범죄 데이터 정렬을 위한 데이터 정리

column의 최고값으로 데이터들을 나눠 0 ~ 1 사이 값으로 정규화

col = ['강간', '강도', '살인', '절도', '폭력']
crime_anal_norm = crime_anal_gu[col] / crime_anal_gu[col].max()
crime_anal_norm.head()

검거율 추가하기

# 검거율 추가
col2 = ['강간검거율', '강도검거율', '살인검거율', '절도검거율', '폭력검거율']
crime_anal_norm[col2] = crime_anal_gu[col2]
crime_anal_norm.head()

구별 CCTV 자료에서 인구수와 CCTV수 추가

result_CCTV = pd.read_csv('../data/01. CCTV_result.csv', encoding='cp949', index_col='구별')
crime_anal_norm[['인구수', 'CCTV']] = result_CCTV[['인구수', '소계']]

crime_anal_norm.head()

범죄 column 추가

# 정규화된 범죄발생 건수 전체의 평균을 구해서 범죄 컬럼 대표값으로 사용
col = ['강간', '강도', '강간', '절도', '폭력']

# axis = 1 : 행 기준 연산, 0 : 열 기준 연산
crime_anal_norm['범죄'] = np.mean(crime_anal_norm[col], axis=1)
crime_anal_norm.head()

검거 column 추가

# 검거율의 평균을 구해서 검거 컬럼의 대표값으로 사용

col = ['강간검거율', '강도검거율', '살인검거율', '절도검거율', '폭력검거율']
crime_anal_norm['검거'] = np.mean(crime_anal_norm[col], axis=1)
crime_anal_norm.head()

Seaborn

기본 설정

import matplotlib.pyplot as plt
import seaborn as sns
from matplotlib import rc

plt.rcParams['axes.unicode_minus'] = False
rc('font', family='Arial Unicode MS')
get_ipython().run_line_magic('matplotlib', 'inline')
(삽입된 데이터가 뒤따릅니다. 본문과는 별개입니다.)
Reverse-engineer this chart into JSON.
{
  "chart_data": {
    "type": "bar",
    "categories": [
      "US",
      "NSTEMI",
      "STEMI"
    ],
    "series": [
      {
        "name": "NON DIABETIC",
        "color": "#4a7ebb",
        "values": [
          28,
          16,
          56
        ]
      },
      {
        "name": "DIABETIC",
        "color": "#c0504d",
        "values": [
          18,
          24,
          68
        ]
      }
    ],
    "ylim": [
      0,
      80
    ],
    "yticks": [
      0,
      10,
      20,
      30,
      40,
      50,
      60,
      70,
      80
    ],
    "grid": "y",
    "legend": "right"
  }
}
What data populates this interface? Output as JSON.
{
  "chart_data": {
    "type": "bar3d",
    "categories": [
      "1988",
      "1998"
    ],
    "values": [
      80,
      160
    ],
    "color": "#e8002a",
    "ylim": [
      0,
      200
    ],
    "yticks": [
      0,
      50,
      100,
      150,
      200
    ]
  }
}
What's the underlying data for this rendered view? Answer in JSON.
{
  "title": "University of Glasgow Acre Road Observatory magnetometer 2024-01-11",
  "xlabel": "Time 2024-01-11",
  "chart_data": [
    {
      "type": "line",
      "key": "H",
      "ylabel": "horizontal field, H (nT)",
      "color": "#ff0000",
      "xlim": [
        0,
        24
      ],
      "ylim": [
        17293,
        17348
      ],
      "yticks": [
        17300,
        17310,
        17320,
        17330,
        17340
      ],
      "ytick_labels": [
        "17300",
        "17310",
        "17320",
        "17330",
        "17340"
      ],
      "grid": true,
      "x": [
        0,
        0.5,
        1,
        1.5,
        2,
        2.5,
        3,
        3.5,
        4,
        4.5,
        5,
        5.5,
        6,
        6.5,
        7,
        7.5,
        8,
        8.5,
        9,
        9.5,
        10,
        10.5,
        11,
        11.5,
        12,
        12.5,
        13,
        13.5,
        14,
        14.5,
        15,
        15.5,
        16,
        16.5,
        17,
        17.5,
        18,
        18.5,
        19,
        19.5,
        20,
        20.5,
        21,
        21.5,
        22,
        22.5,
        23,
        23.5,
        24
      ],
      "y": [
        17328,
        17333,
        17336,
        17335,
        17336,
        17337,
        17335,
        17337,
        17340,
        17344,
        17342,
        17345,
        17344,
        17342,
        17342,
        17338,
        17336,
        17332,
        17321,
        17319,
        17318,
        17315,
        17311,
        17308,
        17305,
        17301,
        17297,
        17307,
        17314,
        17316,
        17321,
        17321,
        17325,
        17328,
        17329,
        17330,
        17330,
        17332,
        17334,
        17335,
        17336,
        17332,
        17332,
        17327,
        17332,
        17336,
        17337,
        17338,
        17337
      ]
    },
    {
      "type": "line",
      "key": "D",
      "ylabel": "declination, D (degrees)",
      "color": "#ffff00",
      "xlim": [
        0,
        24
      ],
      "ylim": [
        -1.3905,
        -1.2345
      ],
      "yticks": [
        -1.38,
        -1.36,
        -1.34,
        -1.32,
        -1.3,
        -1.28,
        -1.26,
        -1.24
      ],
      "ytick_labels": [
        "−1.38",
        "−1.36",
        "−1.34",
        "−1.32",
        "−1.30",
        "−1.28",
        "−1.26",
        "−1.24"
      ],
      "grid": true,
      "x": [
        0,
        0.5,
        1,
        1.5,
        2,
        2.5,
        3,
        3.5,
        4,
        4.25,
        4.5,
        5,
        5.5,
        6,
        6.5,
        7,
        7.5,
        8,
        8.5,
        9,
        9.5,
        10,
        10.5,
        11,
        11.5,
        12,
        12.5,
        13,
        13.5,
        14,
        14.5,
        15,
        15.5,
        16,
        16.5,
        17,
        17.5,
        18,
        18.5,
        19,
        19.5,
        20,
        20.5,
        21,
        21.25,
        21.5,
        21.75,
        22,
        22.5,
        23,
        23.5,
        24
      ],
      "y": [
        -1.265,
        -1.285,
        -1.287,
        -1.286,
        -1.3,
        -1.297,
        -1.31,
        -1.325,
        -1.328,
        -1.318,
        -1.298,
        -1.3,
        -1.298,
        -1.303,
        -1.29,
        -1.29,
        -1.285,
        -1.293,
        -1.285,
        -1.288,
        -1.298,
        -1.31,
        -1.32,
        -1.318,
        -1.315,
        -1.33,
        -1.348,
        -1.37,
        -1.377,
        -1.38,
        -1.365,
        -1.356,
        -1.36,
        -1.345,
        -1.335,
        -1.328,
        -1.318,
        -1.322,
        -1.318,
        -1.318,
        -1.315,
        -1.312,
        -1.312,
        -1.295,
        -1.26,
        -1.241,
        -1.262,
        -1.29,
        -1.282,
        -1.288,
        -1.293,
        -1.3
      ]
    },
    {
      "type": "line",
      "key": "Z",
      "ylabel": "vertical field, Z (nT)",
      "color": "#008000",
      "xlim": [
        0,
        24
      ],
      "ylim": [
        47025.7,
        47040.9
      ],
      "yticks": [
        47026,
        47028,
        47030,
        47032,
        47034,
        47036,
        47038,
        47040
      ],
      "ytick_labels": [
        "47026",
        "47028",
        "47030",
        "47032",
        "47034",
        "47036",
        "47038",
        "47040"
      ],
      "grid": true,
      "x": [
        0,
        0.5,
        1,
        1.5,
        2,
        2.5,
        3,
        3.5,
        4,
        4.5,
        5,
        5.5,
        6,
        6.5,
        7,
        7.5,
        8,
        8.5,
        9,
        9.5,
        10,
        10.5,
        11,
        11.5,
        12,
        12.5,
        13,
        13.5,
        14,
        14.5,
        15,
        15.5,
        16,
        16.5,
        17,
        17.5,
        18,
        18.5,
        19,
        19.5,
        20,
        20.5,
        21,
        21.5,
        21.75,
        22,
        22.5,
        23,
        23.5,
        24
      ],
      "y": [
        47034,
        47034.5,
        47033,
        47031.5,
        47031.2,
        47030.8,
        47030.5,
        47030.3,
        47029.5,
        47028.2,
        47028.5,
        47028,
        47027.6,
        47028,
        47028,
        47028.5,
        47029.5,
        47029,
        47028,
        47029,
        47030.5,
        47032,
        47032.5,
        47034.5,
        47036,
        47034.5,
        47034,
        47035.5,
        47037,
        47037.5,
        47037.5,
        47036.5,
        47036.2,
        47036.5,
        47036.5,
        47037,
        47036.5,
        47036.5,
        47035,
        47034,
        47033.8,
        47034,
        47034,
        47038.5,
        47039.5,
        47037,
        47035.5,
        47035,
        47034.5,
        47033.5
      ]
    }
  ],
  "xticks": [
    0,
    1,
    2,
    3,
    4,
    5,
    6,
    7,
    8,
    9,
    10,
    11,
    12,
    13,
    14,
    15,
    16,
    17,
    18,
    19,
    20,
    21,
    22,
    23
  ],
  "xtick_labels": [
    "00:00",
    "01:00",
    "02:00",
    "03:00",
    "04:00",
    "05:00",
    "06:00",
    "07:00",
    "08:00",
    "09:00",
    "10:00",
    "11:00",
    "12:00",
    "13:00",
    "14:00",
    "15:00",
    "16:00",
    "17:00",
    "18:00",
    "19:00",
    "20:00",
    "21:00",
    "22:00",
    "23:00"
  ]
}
set_style() : white, whitegrid, black, blackgrid, sti 설정

x = np.linspace(0, 14, 100)
y1 = np.sin(x)
y2 = 2 * np.sin(x + 0.5)
y3 = 3 * np.sin(x + 1.0)
y4 = 4 * np.sin(x + 1.5)

plt.figure(figsize=(10, 6))
plt.plot(x, y1, x, y2, x, y3, x, y4)
sns.set_style('whitegrid')    # 배경색 / white, whitegrid, dark, darkgrid, sti 등 배경에 관한 설정이 가능하다
# plt.grid()
plt.show()

Seaborn tips data

tips 내장 데이터셋

tips = sns.load_dataset('tips')
tips

boxplot() : 중앙값, 사분위수, 최솟값, 최댓값, 이상치를 그린다.

# boxplot
plt.figure(figsize=(8, 6))
sns.boxplot(x = tips['total_bill'])
plt.show()

boxplot(x, y, data) : x column 그룹별로 y column 데이터를 그린다.

# boxplot
plt.figure(figsize=(8, 6))
sns.boxplot(x ='day', y='total_bill', data=tips)
plt.show()

hue : 카테고리 or 이산형 데이터가 들어가며 그룹에 따른 분류를 보여준다.

palette : 색상 설정을 할 수 있다.

# boxplot hue, palette option
# hue : 카테고리 데이터 표현 / palette : 색상 변경

plt.figure(figsize=(8, 6))
sns.boxplot(x='day', y='total_bill', data=tips, hue='smoker', palette='Set2')
plt.show()

swarmplot : 산점도로 표현한다.

color : 0 ~ 1의 값을 가지며 1에 가까울수록 흰색, 0에 가까울수록 검정이 된다.

# swarmplot : 산점도로 표현
# color : 1에 가까울 수록 흰색, 0에 가까울수록 검정이 된다.

plt.figure(figsize=(8, 6))
sns.swarmplot(x='day', y='total_bill', data=tips, color='0.2')
plt.show()

boxplot, swarmplot

# boxplot with swarmplot

plt.figure(figsize=(8, 6))
sns.boxplot(x='day', y='total_bill', data=tips)
sns.swarmplot(x='day', y='total_bill', data=tips, color='0.25')
plt.show()

lmplot : 선형 회귀 모델을 시각화하며 산점도와 회귀선을 통해 선형관계를 파악할 수 있다.

# lmplot : total_bill과 tip 사이 관계 파악

sns.set_style('darkgrid')
sns.lmplot(x='total_bill', y='tip', data=tips, height=7)    # size -> height로 변경됨
plt.show()

hue : 카테고리 or 이산형 데이터가 들어가며 그룹에 따른 분류를 보여준다.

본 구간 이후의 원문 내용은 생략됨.